The incidence of adverse events was 42.5 percent, 50.2 percent and 45.0 percent in the ertugliflozin 5 mg and metformin, ertugliflozin 15 mg and metformin, and placebo and metformin groups, respectively. A higher incidence of genital mycotic infections in females was observed in patients taking ertugliflozin 5 mg (5.5 percent) and 15 mg (6.3 per cent) versus placebo (0.9 percent) (p=0.032 for 15 mg) and in males (3.1 per cent (5 mg); 3.2 percent (15 mg); 0.0 percent (placebo)), added to metformin. Ertugliflozin had no adverse impact on bone mineral density at week 26 (95 per cent CI). Symptomatic urinary tract infections, hypoglycemia and hypovolemia adverse events were similar between treatment groups.

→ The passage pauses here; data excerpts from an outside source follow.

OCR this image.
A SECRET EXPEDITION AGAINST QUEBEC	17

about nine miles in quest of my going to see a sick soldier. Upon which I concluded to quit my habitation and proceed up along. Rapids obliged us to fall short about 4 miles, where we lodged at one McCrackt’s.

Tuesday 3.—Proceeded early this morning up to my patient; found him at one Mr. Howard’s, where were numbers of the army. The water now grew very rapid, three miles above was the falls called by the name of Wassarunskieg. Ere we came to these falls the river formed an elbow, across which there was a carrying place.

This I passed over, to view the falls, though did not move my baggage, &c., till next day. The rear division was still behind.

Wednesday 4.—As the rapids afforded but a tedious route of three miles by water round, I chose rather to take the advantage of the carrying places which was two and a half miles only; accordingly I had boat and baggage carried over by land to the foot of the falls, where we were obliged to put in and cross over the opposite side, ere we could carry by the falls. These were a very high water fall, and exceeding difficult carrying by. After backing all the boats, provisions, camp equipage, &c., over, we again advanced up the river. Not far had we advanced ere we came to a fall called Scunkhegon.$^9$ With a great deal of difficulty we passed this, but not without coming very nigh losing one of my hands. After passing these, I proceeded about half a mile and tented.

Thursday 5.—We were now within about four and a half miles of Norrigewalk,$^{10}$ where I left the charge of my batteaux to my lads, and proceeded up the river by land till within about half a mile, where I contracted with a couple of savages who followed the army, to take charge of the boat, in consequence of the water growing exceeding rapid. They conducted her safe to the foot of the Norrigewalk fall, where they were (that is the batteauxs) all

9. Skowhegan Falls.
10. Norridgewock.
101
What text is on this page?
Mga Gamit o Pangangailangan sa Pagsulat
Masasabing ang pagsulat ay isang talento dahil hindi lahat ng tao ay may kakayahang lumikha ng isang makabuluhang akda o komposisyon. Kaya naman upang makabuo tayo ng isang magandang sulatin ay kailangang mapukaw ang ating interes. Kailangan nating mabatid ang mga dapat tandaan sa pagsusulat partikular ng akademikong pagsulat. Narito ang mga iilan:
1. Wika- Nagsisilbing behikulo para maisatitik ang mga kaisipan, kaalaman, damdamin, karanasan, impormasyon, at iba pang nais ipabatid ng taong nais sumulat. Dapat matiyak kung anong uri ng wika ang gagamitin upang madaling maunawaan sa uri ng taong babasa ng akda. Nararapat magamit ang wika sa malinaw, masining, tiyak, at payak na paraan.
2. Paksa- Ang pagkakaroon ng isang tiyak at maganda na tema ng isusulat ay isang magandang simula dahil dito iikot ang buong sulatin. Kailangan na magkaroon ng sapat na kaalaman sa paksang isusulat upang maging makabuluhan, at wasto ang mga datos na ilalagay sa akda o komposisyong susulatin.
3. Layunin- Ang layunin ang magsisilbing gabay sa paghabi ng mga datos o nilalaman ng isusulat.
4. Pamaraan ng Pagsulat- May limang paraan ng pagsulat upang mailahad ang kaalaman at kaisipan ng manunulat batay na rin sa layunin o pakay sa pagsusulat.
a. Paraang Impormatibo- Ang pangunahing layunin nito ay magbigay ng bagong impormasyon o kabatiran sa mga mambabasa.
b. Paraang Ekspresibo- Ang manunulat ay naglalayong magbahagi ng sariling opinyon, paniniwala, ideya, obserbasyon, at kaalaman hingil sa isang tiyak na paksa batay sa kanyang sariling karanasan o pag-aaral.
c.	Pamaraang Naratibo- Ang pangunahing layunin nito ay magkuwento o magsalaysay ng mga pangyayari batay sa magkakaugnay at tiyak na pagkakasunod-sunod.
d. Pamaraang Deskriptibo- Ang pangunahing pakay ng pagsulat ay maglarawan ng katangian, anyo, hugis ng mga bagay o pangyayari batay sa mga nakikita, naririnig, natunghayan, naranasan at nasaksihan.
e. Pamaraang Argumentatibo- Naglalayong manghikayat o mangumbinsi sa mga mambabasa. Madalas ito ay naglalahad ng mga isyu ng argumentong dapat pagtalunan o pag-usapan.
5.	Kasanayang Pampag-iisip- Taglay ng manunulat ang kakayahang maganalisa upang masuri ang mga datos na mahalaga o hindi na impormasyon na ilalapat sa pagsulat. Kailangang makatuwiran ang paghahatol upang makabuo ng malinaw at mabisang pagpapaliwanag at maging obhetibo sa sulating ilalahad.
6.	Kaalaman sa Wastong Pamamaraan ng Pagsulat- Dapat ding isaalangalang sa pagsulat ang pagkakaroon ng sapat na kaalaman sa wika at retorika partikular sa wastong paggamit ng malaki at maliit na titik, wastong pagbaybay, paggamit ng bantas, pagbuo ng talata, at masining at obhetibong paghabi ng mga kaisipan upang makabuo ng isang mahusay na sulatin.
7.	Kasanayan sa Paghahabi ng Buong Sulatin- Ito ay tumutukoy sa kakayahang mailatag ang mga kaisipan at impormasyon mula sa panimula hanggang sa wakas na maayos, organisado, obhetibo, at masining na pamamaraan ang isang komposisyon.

In this 26-week, randomized, double-blind investigational multicenter Phase 3 study of 291 patients with an A1C of 8.0 – 10.5 percent inadequately controlled with diet and exercise, patients were randomized to ertugliflozin 5 mg and sitagliptin 100 mg, ertugliflozin 15 mg and sitagliptin 100 mg or placebo. The study met its primary endpoint of improved blood glucose control at 26 weeks with A1C reductions of 1.6 per cent (ertugliflozin 5 mg and sitagliptin 100 mg), 1.7 per cent (ertugliflozin 15 mg and sitagliptin 100 mg), compared with 0.4 percent in patients taking placebo (p<0.001 for both comparisons). In addition, the study met a key secondary endpoint, with significantly more patients taking ertugliflozin 5 mg or 15 mg in combination with sitagliptin 100 mg achieving the A1C treatment goal of less than 7.0 per cent (35.7 per cent and 31.3 per cent, respectively) compared with placebo (8.3 per cent) (p<0.001, for both comparisons based on adjusted odds ratio comparisons).